Gare aux acouphènes

telechargement-2Quand à l’entrée d’un concert sont disponibles en libre service des bouchons d’oreille, méfiez-vous! Concrètement, cela veut dire que la sono va déverser ses décibels à fond, que vos oreilles et vos tympans ne vont pas tarder à crier au secours et que vous devrez probablement hélas subir un tel flot de sonorités extrêmes, que vous n’apprécierez jamais vraiment totalement le spectacle, voire même vous pourriez être contraint à vous éclipser discrètement. Soit vous essayez vaille que vaille de vous accrocher pour comprendre un mot ici, une bribe de phrase là, en regrettant toujours plus ne pas pouvoir goûter davantage le moment, tant la musique si forte devient repoussoir chaque instant pire que jamais, soit vous capitulez très vite n’espérant qu’une chose que ce flot ininterrompu devenu vacarme assourdissant, boucan d’enfer ou brouhaha informe cesse définitivement et que cela se termine au plus vite. C’est exactement ce qui s’est passé hier à La Baleine pendant le récital de Claudio Capeo. Seuls quelques instants trop rares, quasi en acoustique, «ses séquences émotions» échappent à cette tornade dévastatrice et laissent entrevoir, et, in fine, immensément regretter ce qui aurait pu/dû être un spectacle fort en sensibilité. Pour se sentir un peu moins frustré, seule solution se précipiter sur son ordinateur, son smartphone ou autre et retrouver vidéos, clips, ou textes de ses chansons pour saisir la justesse, la pudeur et l’authenticité de cet artiste dont la voix ferait merveille, nonobstant le barouf qui sur scène l’étouffe jusqu’à l’asphyxie.

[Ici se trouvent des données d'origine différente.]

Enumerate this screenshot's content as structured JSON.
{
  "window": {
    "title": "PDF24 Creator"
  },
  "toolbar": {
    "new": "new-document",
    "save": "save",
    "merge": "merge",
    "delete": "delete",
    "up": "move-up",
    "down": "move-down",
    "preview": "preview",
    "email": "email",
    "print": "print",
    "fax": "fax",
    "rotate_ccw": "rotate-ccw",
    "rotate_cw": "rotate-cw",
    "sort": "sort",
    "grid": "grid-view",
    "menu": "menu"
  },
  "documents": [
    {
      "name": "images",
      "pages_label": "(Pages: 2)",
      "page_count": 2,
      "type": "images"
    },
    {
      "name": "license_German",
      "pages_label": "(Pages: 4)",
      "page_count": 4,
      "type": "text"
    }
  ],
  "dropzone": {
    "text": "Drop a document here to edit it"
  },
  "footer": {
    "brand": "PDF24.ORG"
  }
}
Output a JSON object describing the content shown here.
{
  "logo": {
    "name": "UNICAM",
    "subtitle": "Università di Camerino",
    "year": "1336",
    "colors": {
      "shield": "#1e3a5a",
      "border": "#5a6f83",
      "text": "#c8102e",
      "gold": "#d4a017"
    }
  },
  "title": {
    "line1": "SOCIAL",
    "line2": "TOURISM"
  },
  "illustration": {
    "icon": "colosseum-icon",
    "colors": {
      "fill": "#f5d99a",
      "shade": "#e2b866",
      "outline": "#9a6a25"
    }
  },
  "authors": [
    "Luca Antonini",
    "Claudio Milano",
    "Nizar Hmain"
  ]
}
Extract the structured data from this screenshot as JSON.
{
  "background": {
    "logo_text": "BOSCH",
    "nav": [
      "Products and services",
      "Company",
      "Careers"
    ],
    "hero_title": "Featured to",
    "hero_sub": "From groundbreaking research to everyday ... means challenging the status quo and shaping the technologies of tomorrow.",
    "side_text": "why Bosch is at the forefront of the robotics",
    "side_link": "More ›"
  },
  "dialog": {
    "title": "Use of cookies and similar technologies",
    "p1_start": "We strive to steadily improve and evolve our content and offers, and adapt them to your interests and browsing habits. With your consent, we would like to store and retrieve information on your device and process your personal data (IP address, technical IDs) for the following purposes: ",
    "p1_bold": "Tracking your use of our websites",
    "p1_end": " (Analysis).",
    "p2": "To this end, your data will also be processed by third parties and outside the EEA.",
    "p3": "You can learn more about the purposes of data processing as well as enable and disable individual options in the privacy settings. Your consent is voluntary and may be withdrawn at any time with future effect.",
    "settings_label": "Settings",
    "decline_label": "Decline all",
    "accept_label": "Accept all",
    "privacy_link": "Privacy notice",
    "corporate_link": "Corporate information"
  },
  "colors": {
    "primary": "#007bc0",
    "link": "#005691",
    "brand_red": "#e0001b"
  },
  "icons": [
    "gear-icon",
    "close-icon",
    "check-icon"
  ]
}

Une salle d’un peu plus de cinq cent places n’est ni un bistrot où l’on joue au plus près des gens ni un spectacle de festival en plein air où l’on se doit d’envoyer du lourd pour séduire un public qui éventuellement papote avec le voisin ou sirote un verre… De la gouaille qu’on lui reconnaît, de ses paroles d’une grande tendresse, de sa convivialité festive, de son indéniable présence et de l’ambiance chaleureuse de son accordéon, on passe hélas le plus souvent à coté. C’est d’autant plus regrettable que lumières tamisées et autre aura new age, tout est ultra soigné, tout pour installer une atmosphère vraiment propice pour un concert qui aurait tant mérité mieux. Seules peut-être sa version déchirante de Chez Laurette de Michel Delpech ou son interprétation d’Un homme debout surnagent d’un tel tsunami et font regretter que l’ingénieur du son ait complètement failli.